Sustainable vehicle configurations brought to market faster thanks to Modular Energy Management Strategy

Thema:
Sustainable mobility
Vehicle energy management

The development of new sustainable drive systems for non-road mobile machinery, road transport, and maritime applications involves high R&D costs and is complex due to the wide variety of (vehicle) configurations and components. With the Modular Energy Management Strategy (MEMS), TNO offers developers and engineers an efficient and effective method and software suite that keeps development complexity manageable and reduces the time-to-market.

90% less greenhouse gas emissions from road traffic

The European Green Deal aims to reduce greenhouse gas emissions from road traffic by 90% by 2050. In addition to road transport, non-road and maritime applications, such as construction and agricultural machinery, must also achieve significant CO2 reductions.

In order to achieve this, we are seeing an increasing variety of drive systems: conventional combustion engines with a sustainable fuel, battery-electric solutions, fuel cells, and also hybrid drive systems. Each application often has a (slightly) different drive system for a low Total Cost of Ownership (TCO) and higher productivity.
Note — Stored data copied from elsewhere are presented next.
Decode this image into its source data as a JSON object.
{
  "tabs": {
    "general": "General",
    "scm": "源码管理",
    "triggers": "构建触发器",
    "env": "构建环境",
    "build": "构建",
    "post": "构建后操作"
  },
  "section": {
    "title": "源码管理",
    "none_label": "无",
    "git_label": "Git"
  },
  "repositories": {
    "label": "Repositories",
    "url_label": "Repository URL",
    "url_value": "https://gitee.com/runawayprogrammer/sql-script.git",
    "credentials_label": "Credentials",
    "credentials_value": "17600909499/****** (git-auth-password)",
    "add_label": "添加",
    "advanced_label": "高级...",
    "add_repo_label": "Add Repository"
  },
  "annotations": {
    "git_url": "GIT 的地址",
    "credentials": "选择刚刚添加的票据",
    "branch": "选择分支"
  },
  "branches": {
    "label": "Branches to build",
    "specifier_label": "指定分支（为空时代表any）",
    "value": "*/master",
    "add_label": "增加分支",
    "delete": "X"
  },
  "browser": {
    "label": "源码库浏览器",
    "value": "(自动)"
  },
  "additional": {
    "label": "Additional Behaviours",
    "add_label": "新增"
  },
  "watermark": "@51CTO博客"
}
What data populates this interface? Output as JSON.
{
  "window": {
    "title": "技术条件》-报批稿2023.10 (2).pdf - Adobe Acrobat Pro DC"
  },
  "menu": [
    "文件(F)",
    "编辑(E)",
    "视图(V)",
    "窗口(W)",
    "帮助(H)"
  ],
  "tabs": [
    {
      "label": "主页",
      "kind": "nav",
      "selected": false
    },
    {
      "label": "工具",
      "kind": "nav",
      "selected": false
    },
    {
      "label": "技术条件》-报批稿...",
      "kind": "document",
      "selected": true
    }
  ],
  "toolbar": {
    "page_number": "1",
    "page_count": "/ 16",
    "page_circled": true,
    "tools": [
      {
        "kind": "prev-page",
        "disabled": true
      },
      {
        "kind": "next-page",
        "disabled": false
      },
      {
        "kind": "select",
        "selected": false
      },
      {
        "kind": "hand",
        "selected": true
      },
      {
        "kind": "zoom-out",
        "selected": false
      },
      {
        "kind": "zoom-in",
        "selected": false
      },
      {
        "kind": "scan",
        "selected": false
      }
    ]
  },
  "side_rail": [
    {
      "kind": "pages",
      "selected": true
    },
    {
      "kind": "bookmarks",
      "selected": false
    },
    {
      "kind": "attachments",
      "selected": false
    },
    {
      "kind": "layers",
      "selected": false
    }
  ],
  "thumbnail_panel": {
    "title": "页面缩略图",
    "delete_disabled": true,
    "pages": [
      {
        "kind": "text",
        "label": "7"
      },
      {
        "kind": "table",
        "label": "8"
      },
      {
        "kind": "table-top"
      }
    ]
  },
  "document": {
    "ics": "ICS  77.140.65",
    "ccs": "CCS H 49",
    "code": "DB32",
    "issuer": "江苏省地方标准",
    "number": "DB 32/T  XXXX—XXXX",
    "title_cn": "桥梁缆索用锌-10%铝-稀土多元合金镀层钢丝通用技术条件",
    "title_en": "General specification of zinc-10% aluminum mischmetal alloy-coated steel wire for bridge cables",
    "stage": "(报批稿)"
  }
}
However, these vehicles and drive systems must have an efficient energy management system to optimally control components such as the combustion engine, electric motor, and battery. The vehicle controller (VCU) continuously determines the optimal distribution of requested power between consumers and energy sources via an Energy Management Strategy algorithm, depending on the application and environmental conditions.

Time-consuming R&D

However, developing such energy management systems for each vehicle, for every application, has become a time-consuming and costly process due to the multitude of drive and energy components.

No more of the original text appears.